- Official portrait, 1966

Canadian High Commissioner to the United Kingdom
- In office October 25, 1979 – January 14, 1983
- Prime Minister: Joe Clark Pierre Trudeau
- Preceded by: Paul Martin Sr.
- Succeeded by: Donald Jamieson

Member of Parliament for Grenville—Dundas
- In office September 29, 1958 – June 24, 1968
- Preceded by: Arza Clair Casselman
- Succeeded by: Riding abolished

Personal details
- Born: Jean Rowe September 16, 1920 Newton Robinson, Ontario, Canada
- Died: November 25, 2011 (aged 91) Prescott, Ontario, Canada
- Party: Progressive Conservative
- Spouses: ; Arza Clair Casselman ​ ​(m. 1946; died 1958)​ ; Robert Wadds ​(divorced)​
- Relations: William Earl Rowe (father)
- Portfolio: Parliamentary Secretary to the Minister of National Health and Welfare (1962–1963)

= Jean Casselman Wadds =

Canadian politician

Jean Casselman Wadds OC ( Rowe; September 16, 1920 - November 25, 2011) was a Canadian politician, who represented the electoral district of Grenville—Dundas from 1958 to 1968. She sat as a member of the Progressive Conservative Party. She served as Canadian High Commissioner to the United Kingdom from 1979 to 1983, playing a role in the government of Pierre Trudeau's negotiations with the British government of Margaret Thatcher in Trudeau's successful effort to patriate the Canadian Constitution in 1982.

==Early life and political career==
Wadds was born in 1920 in Newton Robinson, Ontario. She was the daughter of William Earl Rowe; Wadds and Rowe are, to date, the only father and daughter to sit as MPs in the same session of Parliament.
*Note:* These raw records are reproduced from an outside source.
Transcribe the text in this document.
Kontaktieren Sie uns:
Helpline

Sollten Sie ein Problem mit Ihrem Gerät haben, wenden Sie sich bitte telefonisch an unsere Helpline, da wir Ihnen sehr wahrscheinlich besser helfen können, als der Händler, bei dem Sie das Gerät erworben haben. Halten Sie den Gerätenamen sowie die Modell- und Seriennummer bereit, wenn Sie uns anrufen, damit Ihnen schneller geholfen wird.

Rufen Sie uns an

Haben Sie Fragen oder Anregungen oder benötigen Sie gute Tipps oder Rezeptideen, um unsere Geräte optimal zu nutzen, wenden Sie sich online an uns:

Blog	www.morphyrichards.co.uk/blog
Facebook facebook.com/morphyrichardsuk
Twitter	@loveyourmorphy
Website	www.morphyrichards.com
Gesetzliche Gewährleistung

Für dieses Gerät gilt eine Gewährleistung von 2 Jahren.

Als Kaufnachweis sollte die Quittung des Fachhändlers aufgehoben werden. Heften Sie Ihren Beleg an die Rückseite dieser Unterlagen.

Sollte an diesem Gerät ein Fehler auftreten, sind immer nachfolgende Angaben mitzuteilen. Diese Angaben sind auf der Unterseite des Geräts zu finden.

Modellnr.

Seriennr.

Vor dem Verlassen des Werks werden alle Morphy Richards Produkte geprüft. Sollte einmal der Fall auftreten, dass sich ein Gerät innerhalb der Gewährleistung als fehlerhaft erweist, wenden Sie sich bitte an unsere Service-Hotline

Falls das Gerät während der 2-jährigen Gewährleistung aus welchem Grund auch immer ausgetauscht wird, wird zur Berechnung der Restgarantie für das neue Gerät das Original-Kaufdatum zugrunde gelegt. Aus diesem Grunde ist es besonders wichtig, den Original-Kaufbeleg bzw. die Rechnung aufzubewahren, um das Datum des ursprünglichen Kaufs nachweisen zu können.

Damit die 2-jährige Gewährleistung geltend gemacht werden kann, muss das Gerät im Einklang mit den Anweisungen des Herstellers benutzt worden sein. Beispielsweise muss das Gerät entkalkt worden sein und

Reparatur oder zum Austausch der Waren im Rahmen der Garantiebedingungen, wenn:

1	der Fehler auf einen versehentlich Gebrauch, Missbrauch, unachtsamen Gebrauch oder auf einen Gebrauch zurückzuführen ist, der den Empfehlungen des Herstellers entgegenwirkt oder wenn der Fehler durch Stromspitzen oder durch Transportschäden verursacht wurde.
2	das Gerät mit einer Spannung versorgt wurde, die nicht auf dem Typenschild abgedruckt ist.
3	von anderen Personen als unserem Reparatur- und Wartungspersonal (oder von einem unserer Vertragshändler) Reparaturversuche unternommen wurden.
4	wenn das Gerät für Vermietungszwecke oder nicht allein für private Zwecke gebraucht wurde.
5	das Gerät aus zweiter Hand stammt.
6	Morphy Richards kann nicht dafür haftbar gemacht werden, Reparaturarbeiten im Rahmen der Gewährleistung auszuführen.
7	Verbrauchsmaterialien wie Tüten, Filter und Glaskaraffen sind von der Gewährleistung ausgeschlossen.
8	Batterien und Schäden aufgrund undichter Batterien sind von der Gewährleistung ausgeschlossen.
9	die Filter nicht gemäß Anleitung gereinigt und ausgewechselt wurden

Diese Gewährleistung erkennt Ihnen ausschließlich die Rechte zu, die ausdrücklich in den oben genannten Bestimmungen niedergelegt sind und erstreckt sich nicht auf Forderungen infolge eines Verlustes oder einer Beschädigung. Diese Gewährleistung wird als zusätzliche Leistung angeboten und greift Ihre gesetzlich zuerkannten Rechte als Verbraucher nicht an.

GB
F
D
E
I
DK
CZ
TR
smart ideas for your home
In 1946, she married Arza Clair Casselman, who represented Grenville—Dundas in the House of Commons until his death in 1958, and she was elected to the same seat later that year. She married stockbroker Robert Wadds in the 1960s; their marriage ended in divorce after a decade.

Wadds served as parliamentary secretary to the Minister of Health and Welfare in 1962 and 1963. She was the first woman to serve as a parliamentary secretary in the Canadian government.
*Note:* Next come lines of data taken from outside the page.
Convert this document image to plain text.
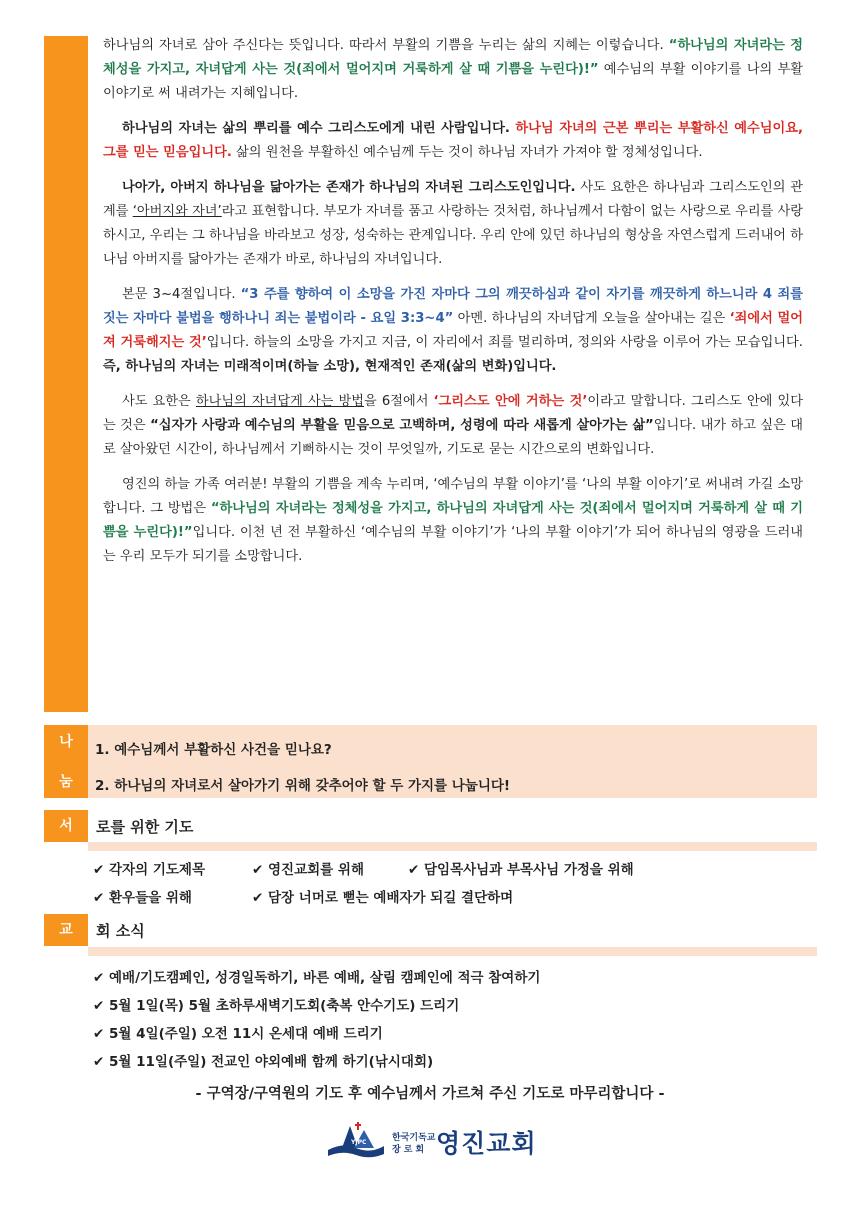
하나님의 자녀로 삼아 주신다는 뜻입니다. 따라서 부활의 기쁨을 누리는 삶의 지혜는 이렇습니다. “하나님의 자녀라는 정체성을 가지고, 자녀답게 사는 것(죄에서 멀어지며 거룩하게 살 때 기쁨을 누린다)!” 예수님의 부활 이야기를 나의 부활 이야기로 써 내려가는 지혜입니다.

하나님의 자녀는 삶의 뿌리를 예수 그리스도에게 내린 사람입니다. 하나님 자녀의 근본 뿌리는 부활하신 예수님이요, 그를 믿는 믿음입니다. 삶의 원천을 부활하신 예수님께 두는 것이 하나님 자녀가 가져야 할 정체성입니다.

나아가, 아버지 하나님을 닮아가는 존재가 하나님의 자녀된 그리스도인입니다. 사도 요한은 하나님과 그리스도인의 관계를 ‘아버지와 자녀’라고 표현합니다. 부모가 자녀를 품고 사랑하는 것처럼, 하나님께서 다함이 없는 사랑으로 우리를 사랑하시고, 우리는 그 하나님을 바라보고 성장, 성숙하는 관계입니다. 우리 안에 있던 하나님의 형상을 자연스럽게 드러내어 하나님 아버지를 닮아가는 존재가 바로, 하나님의 자녀입니다.

본문 3~4절입니다. “3 주를 향하여 이 소망을 가진 자마다 그의 깨끗하심과 같이 자기를 깨끗하게 하느니라 4 죄를 짓는 자마다 불법을 행하나니 죄는 불법이라 - 요일 3:3~4” 아멘. 하나님의 자녀답게 오늘을 살아내는 길은 ‘죄에서 멀어져 거룩해지는 것’입니다. 하늘의 소망을 가지고 지금, 이 자리에서 죄를 멀리하며, 정의와 사랑을 이루어 가는 모습입니다. 즉, 하나님의 자녀는 미래적이며(하늘 소망), 현재적인 존재(삶의 변화)입니다.

사도 요한은 하나님의 자녀답게 사는 방법을 6절에서 ‘그리스도 안에 거하는 것’이라고 말합니다. 그리스도 안에 있다는 것은 “십자가 사랑과 예수님의 부활을 믿음으로 고백하며, 성령에 따라 새롭게 살아가는 삶”입니다. 내가 하고 싶은 대로 살아왔던 시간이, 하나님께서 기뻐하시는 것이 무엇일까, 기도로 묻는 시간으로의 변화입니다.

영진의 하늘 가족 여러분! 부활의 기쁨을 계속 누리며, ‘예수님의 부활 이야기’를 ‘나의 부활 이야기’로 써내려 가길 소망합니다. 그 방법은 “하나님의 자녀라는 정체성을 가지고, 하나님의 자녀답게 사는 것(죄에서 멀어지며 거룩하게 살 때 기쁨을 누린다)!”입니다. 이천 년 전 부활하신 ‘예수님의 부활 이야기’가 ‘나의 부활 이야기’가 되어 하나님의 영광을 드러내는 우리 모두가 되기를 소망합니다.

나
눔
1. 예수님께서 부활하신 사건을 믿나요?
2. 하나님의 자녀로서 살아가기 위해 갖추어야 할 두 가지를 나눕니다!
서	로를 위한 기도
✔ 각자의 기도제목	✔ 영진교회를 위해	✔ 담임목사님과 부목사님 가정을 위해
✔ 환우들을 위해	✔ 담장 너머로 뻗는 예배자가 되길 결단하며
교	회 소식
✔ 예배/기도캠페인, 성경일독하기, 바른 예배, 살림 캠페인에 적극 참여하기
✔ 5월 1일(목) 5월 초하루새벽기도회(축복 안수기도) 드리기
✔ 5월 4일(주일) 오전 11시 온세대 예배 드리기
✔ 5월 11일(주일) 전교인 야외예배 함께 하기(낚시대회)
- 구역장/구역원의 기도 후 예수님께서 가르쳐 주신 기도로 마무리합니다 -
YJPC	한국기독교
장로회 영진교회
She was defeated in the 1968 federal election in the redistributed riding of Grenville—Carleton but remained politically active, serving from 1971 to 1975 as national secretary of the Progressive Conservative party. She served on the Ontario Municipal Board in the late 1970s.

==High Commissioner to the United Kingdom==
In 1979, Wadds was appointed Canada's High Commissioner to the United Kingdom. She served in this capacity until 1983. During this time, the Canadian Constitution was patriated. Prime Minister Pierre Trudeau was to say of her:

"I always said it was thanks to three women that we were eventually able to reform our Constitution. The Queen, who was favourable, Margaret Thatcher, who undertook to do everything that our Parliament asked of her, and Jean Wadds, who represented the interests of Canada so well in London."

In 1982, she was made an Officer of the Order of Canada for carrying "out her duties with great competence and conscientiousness, particularly during the period of the patriation of the Constitution".

==Macdonald Commission and later career==
Returning to Canada in 1983, she was appointed one of 13 commissioners on the Macdonald Commission into the economic future of Canada. The Royal Commission's recommendations that Canada negotiate a free trade agreement with the United States were ultimately taken up by the government of Brian Mulroney, resulting in the Canada–United States Free Trade Agreement of 1988.

She subsequently served on a number of corporate boards including Bell Canada, Canadian Pacific and Royal Trust.

Casselman Wadds received honorary doctorates from the University of Toronto, Dalhousie University, Acadia University and St. Thomas University.

On November 25, 2011, Wadds died at the age of 91.